Leur situation est revenue dans l'actualité fin août quand la Cour suprême israélienne a statué que l'Etat ne pouvait incarcérer plus de 60 jours des migrants refusant d'être expulsés.
Ce jugement a provoqué la colère des habitants israéliens du sud de Tel-Aviv --où nombre d'Africains vivent--, qui sont descendus dans la rue pour dénoncer "l'arrêt de mort" contre leurs quartiers. Il a également suscité les récriminations de la droite au pouvoir contre la Cour.
Le Premier ministre Benjamin Netanyahu s'est rendu sur place, posant devant les caméras aux côtés d'une femme âgée qui disait avoir peur de marcher dans la rue la nuit.
"Nous rendrons le sud de Tel-Aviv aux citoyens d'Israël", a-t-il promis.

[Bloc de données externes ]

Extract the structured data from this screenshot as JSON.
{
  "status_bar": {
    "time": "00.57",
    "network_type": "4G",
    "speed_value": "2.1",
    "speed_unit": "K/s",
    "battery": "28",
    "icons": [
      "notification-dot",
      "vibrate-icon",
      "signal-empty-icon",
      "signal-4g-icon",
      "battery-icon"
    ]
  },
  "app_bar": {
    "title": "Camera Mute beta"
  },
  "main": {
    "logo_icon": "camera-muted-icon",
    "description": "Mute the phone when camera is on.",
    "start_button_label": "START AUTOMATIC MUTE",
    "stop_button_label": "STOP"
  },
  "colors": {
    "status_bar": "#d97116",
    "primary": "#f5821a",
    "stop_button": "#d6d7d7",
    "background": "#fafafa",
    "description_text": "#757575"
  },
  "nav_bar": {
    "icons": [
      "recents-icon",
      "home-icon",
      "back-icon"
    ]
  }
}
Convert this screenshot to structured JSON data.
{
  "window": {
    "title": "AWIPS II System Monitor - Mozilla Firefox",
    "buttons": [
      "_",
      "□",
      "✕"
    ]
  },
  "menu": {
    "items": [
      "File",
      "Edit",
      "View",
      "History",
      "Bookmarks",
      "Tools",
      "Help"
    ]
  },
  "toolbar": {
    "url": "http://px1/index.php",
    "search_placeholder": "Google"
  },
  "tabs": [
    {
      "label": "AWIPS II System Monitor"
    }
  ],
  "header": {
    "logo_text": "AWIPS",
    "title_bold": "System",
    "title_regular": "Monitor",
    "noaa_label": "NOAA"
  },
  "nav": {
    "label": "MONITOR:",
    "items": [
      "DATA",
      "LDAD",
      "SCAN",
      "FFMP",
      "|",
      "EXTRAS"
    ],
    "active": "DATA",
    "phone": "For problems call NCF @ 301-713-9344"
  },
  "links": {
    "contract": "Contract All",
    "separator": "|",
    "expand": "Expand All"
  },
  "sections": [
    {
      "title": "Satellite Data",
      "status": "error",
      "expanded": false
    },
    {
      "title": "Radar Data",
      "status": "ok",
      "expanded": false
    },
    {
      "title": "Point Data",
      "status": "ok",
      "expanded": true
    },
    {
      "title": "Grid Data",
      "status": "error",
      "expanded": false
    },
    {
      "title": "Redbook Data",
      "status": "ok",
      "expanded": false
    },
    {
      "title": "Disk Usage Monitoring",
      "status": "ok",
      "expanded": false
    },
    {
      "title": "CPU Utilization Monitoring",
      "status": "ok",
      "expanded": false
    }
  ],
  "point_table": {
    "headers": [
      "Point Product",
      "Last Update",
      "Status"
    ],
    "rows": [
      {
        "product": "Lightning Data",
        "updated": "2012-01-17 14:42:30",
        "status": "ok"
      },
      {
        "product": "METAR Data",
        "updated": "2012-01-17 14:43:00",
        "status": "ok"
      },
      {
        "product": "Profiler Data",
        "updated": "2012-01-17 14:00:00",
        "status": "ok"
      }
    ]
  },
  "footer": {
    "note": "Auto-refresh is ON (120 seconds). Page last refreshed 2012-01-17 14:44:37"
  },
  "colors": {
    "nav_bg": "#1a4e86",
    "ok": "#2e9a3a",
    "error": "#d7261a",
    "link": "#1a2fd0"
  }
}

Selon les données officielles, 38.043 immigrants africains vivaient en Israël au 30 juin, dont 27.494 Erythréens et 7.869 Soudanais.
Le régime érythréen était accusé en 2016 par l'ONU de crimes contre l'humanité "généralisés et systématiques". Quant au Soudan, son président Omar el-Béchir fait l'objet de mandats d'arrêt de la Cour pénale internationale pour crimes de guerre, crimes contre l'humanité et génocide.
A défaut de pouvoir rallier l'Europe, ces Africains se sont rendus en Israël, pays qui offrait notamment l'avantage d'être accessible par voie terrestre.
'Depuis des années'
Mais Israël n'accorde le statut de réfugiés qu'au compte-gouttes.
"Certains attendent depuis des années", indique Adi Drori-Avraham, membre de l'organisation d'aide pour les réfugiés et les demandeurs d'asile en Israël (ASSAF).
Bien qu'ils aient franchi la frontière illégalement, ces migrants ne sont pas en situation illégale, comme le dit M. Netanyahu, affirme-t-elle.
"Tous les deux mois, ils vont au ministère de l'Intérieur et reçoivent un visa (...) Ils travaillent et ils paient des impôts", explique-t-elle.
Ces migrants ont commencé à arriver en nombre en 2007 (5.000 pour cette année-là), traversant la frontière alors poreuse entre le Sinaï égyptien et Israël, selon les chiffres du ministère de l'Intérieur. En 2011, ils étaient plus de 17.000.
Mais le flux a été stoppé quand Israël a terminé une clôture à la frontière l'année suivante. Résultat: aucune personne n'a été interceptée lors des six premiers mois de 2017.
Les migrants interceptés auparavant sont détenus depuis des années dans le désert du Néguev (sud). Une fois relâchés, nombre d'entre eux se sont rendus à Tel-Aviv, s'installant à Neve Shaanan, un quartier défavorisé du sud de la ville.
"C'est le seul endroit que nous connaissions, nous ne l'avons pas choisi", explique à l'AFP Tsgahans Goytiom, un Erythréen de 30 ans.
Dans les rues de Neve Shaanan, épiceries et salons de coiffure africains côtoient les pas de porte d'assistance juridique aux migrants.
'Tiers monde'
Des résidents israéliens opposés à leur présence ont créé "le Front de libération du sud de Tel-Aviv".
"Ils ont amené ici une culture du tiers monde, beaucoup de misogynie, de machisme, d'homophobie et beaucoup de manque de respect", déclare la directrice de l'association, Sheffi Paz.
Adi Drori-Avraham estime pour sa part que les migrants remplissent les critères de l'ONU pour obtenir le statut de réfugiés.
Mais leur sort est gouverné par des règles parfois contradictoires: leur visa ne leur permet pas de travailler, mais lors de son renouvellement, ils doivent présenter des bulletins de paie.
Le gouvernement reconnaît tacitement que les Soudanais et les Erythréens ne peuvent pas retourner chez eux. Il a signé des accords avec le Rwanda et l'Ouganda, qui acceptent d'accueillir les migrants à condition qu'ils soient d'accord.
Les candidats au départ reçoivent 3.500 dollars (environ 2.900 euros) et sont menacés d'être détenus indéfiniment s'ils refusent, affirme Adi Drori-Avraham.
La Cour suprême vient donc de limiter la détention. Mais M. Netanyahu a promis de légiférer pour contourner cette décision.
L'Erythréen Tsgahans Goytiom est arrivé il y a huit ans après une éprouvante traversée de l'Ethiopie. Il raconte avoir été kidnappé et torturé par des bédouins au Soudan et dans le Sinaï. Lui et sa femme tiennent une crèche pour les enfants de migrants.
"S'il y avait une chance de changement en Erythrée, nous ne resterions pas un mois de plus", lance-t-il.